Nach neun Jahren: Libanesen wählen erstmals wieder ein neues Parlament
von Karin Leukefeld, Beirut
Am Sonntag wird im Libanon ein neues Parlament gewählt. 3,6 Millionen wahlberechtigte Libanesen sind aufgerufen, unter 597 Kandidaten und Kandidatinnen auszuwählen, wer sie im nächsten Parlament vertreten soll. Angetreten sind 77 Listen, darunter eine Liste ehemaliger Militärs und eine Frauenliste. Auch 50 landesweit und international bekannte Geschäftsleute und Millionäre kandidieren und haben den Wahlkampf – mit Unterstützung vor allem aus Saudi-Arabien – mit bis zu einer Milliarde US-Dollar zum teuersten Wahlkampf der libanesischen Geschichte aufgebauscht.
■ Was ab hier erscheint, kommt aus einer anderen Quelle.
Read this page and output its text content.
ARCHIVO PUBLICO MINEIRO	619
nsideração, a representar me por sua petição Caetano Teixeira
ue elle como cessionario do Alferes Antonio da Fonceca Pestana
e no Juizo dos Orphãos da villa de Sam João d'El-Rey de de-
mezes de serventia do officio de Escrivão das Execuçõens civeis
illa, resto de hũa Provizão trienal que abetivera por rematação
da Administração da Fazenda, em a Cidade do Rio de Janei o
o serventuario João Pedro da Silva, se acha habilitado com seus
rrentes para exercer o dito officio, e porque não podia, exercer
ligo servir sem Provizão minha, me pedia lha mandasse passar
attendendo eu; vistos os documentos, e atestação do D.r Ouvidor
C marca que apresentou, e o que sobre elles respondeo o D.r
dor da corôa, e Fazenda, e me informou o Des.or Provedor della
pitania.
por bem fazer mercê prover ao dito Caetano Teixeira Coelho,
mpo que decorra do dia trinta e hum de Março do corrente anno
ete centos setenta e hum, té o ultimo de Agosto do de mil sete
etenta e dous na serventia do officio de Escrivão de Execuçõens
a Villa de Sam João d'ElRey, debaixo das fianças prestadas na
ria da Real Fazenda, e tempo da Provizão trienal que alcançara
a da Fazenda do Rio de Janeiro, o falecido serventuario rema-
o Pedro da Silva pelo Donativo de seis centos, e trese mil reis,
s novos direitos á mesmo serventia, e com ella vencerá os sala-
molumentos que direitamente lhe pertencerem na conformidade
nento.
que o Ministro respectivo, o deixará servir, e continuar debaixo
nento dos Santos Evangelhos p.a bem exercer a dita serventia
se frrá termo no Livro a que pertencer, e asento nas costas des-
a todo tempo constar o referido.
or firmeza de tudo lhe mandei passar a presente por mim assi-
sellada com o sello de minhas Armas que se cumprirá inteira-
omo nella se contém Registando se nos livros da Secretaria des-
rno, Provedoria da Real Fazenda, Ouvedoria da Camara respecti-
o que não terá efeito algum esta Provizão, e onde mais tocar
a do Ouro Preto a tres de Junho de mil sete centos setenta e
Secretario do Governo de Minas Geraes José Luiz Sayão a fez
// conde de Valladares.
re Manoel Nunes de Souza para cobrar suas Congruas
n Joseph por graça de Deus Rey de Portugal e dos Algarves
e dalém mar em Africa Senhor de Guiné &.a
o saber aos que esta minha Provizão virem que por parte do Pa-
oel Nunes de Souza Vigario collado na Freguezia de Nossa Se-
Einer der 128 Parlamentssitze wird demnach etwa sieben Millionen US-Dollar kosten. Die großen Familien, die im Libanon schon seit Generationen eine Rolle spielen, sind im Rennen um die Sitze im zukünftigen Parlament mit der jüngeren Generation weiter vertreten.
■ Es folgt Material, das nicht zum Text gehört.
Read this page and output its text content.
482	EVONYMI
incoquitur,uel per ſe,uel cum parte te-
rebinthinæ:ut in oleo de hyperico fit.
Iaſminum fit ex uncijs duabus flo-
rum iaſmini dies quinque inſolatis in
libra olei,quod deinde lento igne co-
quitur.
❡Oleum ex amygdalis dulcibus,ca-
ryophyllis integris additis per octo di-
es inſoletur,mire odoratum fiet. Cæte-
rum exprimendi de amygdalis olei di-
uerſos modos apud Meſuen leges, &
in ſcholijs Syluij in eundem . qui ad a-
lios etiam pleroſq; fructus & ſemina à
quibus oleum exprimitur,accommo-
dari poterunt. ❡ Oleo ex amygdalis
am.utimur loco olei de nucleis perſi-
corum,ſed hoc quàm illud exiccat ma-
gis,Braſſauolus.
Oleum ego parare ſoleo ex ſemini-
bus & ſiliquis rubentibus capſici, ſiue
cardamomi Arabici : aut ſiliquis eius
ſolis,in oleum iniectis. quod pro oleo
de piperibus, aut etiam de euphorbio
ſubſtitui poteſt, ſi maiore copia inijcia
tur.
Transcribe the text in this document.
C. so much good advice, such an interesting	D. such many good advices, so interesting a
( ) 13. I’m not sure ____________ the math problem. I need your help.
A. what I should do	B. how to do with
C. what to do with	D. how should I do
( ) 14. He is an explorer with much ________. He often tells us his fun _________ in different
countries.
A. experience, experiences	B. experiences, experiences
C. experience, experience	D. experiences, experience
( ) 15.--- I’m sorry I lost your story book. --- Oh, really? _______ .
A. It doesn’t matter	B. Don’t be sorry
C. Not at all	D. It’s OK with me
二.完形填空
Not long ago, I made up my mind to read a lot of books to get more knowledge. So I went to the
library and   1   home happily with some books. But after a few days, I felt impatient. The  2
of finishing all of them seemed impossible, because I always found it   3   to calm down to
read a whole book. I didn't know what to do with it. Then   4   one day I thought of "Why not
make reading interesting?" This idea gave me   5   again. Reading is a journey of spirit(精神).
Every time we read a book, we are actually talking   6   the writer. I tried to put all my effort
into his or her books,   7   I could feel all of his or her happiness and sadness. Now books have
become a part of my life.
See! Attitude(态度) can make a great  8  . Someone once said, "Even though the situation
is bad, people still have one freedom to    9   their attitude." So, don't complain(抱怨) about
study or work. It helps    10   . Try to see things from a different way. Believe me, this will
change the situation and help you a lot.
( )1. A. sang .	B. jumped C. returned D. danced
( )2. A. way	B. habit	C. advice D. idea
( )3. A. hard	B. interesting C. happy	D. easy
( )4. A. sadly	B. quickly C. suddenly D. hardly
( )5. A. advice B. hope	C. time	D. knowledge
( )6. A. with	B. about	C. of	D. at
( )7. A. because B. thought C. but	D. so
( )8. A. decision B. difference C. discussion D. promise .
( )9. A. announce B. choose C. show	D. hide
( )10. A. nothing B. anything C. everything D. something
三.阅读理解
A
Gewählt wird nach einem 2017 verabschiedeten Wahlgesetz, das die Rechte der Minderheiten stärken soll. Erstmals ist die Abgabe von zwei Stimmen möglich. Eine Stimme wird für eine Liste abgegeben, eine weitere Stimme für einen speziellen Kandidaten. Bei dem bisher gültigen Mehrheitswahlrecht gingen die Stimmen ausschließlich an die Kandidaten mit den meisten Stimmen. Erstmals können in diesem Jahr auch Libanesen wählen, die im Ausland leben. Bisher haben sich 82.000 Libanesen weltweit dafür registriert. Die Wahlen werden durch eine Oberste Wahlbehörde überwacht, die von einem Richter geleitet wird. Mögliche Beschwerden werden hier bearbeitet.
Weiterhin gilt allerdings die Verteilung der wichtigsten Ämter im Land an Vertreter der drei großen Religionsgruppen: Der Präsident wird von den maronitischen Christen gestellt, der Ministerpräsident von den sunnitischen und der Parlamentspräsident von den schiitischen Muslimen. Geregelt wird diese Verteilung durch das 1990 in Saudi-Arabien abgeschlossene Taif-Abkommen, mit dem der 15 Jahre währende Bürgerkrieg im Libanon (1975-1990) beendet wurde. Erhalten bleibt auch die parlamentarische Sitzverteilung der Konfessionen: 64 Sitze sind für Muslime, 64 Sitze für Christen reserviert.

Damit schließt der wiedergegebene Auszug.